Sanctions not going to be “taken down”
“Six months into the invasion, the banks and financial firms that I was talking to were refusing to discuss the invasion and its consequences,” said Bender. “Is this because they were concerned about alienating lucrative Russian clients?”
“I think there’s no doubt about it,” Emerson answered.
He continued with two points: the first is that a settlement agreement where Russian territory would include what is now part of Ukraine “will absolutely not happen.” The second point is that no matter what happens, “there will not be a time when sanctions are going to be taken down, as long as Vladimir Putin or anyone of his ilk is still in charge of Russia.”
Responding to a question from Bender as to whether this would still be the case if Donald Trump were to win the 2024 US presidential election, Emerson was firm, pointing to support for Ukraine from senior Republicans, such as Mitch McConnell, who in Munich made it “very clear” that they are “absolutely committed to standing firm against Russian aggression.”
“Our policy under Biden is: nothing about Ukraine without Ukraine,” said Emerson. “I think those [sanctions] are going to be there for a long time.”
Change of mood in financial community
“At the end of last year, we saw a change of mood in the financial community,” said Bender. “We saw Blackrock speaking with Zelenskyy, we saw a policy U-turn in many banks and fund managers, who began to publicly speak about the war. Is this because they felt that Ukraine might actually win this war?”
“It’s an interesting question,” replied Emerson, but “I can’t get into their head.” Emerson said that when the invasion first began, many people--including in the US--expected Russia to be able to subjugate Ukraine. “The intensity and ferocity and effectiveness of the Ukrainian response, as well as the ineffectiveness of the Russian military,” said Emerson, “I think it was sort of a wake-up call.” Ukraine’s victory in the battle for Kyiv caused people to “step back” and “think about it a little bit.”

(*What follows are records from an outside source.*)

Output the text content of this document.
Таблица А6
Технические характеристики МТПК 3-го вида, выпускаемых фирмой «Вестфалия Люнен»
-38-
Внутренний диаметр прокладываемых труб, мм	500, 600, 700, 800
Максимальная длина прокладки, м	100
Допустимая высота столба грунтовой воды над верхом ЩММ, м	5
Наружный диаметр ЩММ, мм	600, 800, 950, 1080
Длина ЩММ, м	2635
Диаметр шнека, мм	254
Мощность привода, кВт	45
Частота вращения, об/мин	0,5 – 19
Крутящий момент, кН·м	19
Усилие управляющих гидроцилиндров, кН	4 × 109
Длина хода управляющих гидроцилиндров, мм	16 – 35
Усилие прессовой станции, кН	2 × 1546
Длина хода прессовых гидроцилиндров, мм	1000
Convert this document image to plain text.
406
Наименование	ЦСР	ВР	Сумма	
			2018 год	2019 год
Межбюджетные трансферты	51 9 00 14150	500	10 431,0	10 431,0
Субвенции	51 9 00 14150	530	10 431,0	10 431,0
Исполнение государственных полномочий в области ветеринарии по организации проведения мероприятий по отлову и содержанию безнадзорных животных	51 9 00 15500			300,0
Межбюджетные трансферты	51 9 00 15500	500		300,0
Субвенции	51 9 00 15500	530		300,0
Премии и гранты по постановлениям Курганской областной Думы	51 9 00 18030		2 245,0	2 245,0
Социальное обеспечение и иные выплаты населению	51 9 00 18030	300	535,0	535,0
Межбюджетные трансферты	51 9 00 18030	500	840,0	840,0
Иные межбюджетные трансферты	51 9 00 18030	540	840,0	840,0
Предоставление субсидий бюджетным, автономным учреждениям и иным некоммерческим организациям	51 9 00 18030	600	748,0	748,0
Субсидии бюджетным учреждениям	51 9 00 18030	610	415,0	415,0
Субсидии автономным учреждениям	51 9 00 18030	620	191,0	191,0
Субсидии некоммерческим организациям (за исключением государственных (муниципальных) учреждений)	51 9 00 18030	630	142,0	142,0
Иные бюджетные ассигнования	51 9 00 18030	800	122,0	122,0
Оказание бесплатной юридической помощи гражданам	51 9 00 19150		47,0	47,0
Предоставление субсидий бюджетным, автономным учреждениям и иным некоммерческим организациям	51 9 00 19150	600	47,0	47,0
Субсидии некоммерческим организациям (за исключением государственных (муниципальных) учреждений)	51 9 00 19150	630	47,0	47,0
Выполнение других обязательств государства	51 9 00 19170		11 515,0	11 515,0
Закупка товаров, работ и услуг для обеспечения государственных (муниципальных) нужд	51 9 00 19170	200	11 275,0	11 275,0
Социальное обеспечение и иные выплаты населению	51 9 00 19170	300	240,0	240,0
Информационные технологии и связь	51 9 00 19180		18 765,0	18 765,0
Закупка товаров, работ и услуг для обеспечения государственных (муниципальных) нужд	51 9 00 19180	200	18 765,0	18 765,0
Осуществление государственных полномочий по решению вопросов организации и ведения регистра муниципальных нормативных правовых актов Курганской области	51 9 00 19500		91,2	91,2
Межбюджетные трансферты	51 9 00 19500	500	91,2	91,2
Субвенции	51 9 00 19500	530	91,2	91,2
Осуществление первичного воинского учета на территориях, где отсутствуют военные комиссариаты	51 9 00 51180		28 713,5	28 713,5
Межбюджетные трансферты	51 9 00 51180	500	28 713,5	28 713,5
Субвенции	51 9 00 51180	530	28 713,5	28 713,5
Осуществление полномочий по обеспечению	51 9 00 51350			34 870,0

Investing in Ukraine in the future
There’s been a lot of talk about embracing innovation, technology or climate-friendly business in the reconstruction of Ukraine, said Bender. Are fund managers going to want to invest in these sectors?
“I think so,” said Emerson. But certain things have to happen. He thought that western investment will only come “if there is a legitimate and enforceable commitment of security by the Nato forces and by the United States to defend Ukraine.”
“Nobody’s going to want to--to be blunt about it--put up a building if it can be knocked out by a Russian missile three days later,” he said as an example. On the manufacturing side of Ukraine’s economy, however, technology like artificial intelligence or robotics may play roles in rebuilding the sector, noted Emerson.
Crack down on corruption
As Ukraine moves forward on its path to becoming a member of the European Union--Ukraine was granted EU candidate status in June 2022--tackling corruption has become one of the main points on the country’s agenda. Is this the end of the oligarchs in Ukraine?
“They’ve got to deal with the corruption that has been there in the past,” said Emerson. Zelenskyy wants to “show the rest of the world, ‘We are not going to tolerate corruption here.’”
“I think it’ll be more of an evolution,” he added. Some of the oligarchs became oligarchs because “they were favoured by the powers that be,” but some of them are “pretty clever businessmen, and I would imagine, we’ll tend to see those people pop up again.”
Energy transition will speed up
The International Criminal Court has issued an arrest warrant for Putin, noted Bender. Will Russia still play a role within the international community while Putin is there?
“No. Not a productive role, not an impactful role. He could be a disruptor,” said Emerson. “He’ll be an annoyance, but he’s not going to be a consequential player, as long as he’s there.”
Business will not go back to usual, said Emerson. “Let’s recognise the fact that we’re moving into a world where I think the energy transition--in part because of what’s happened--is going to be sped up. It’s going to be a whole lot more investment in that area.”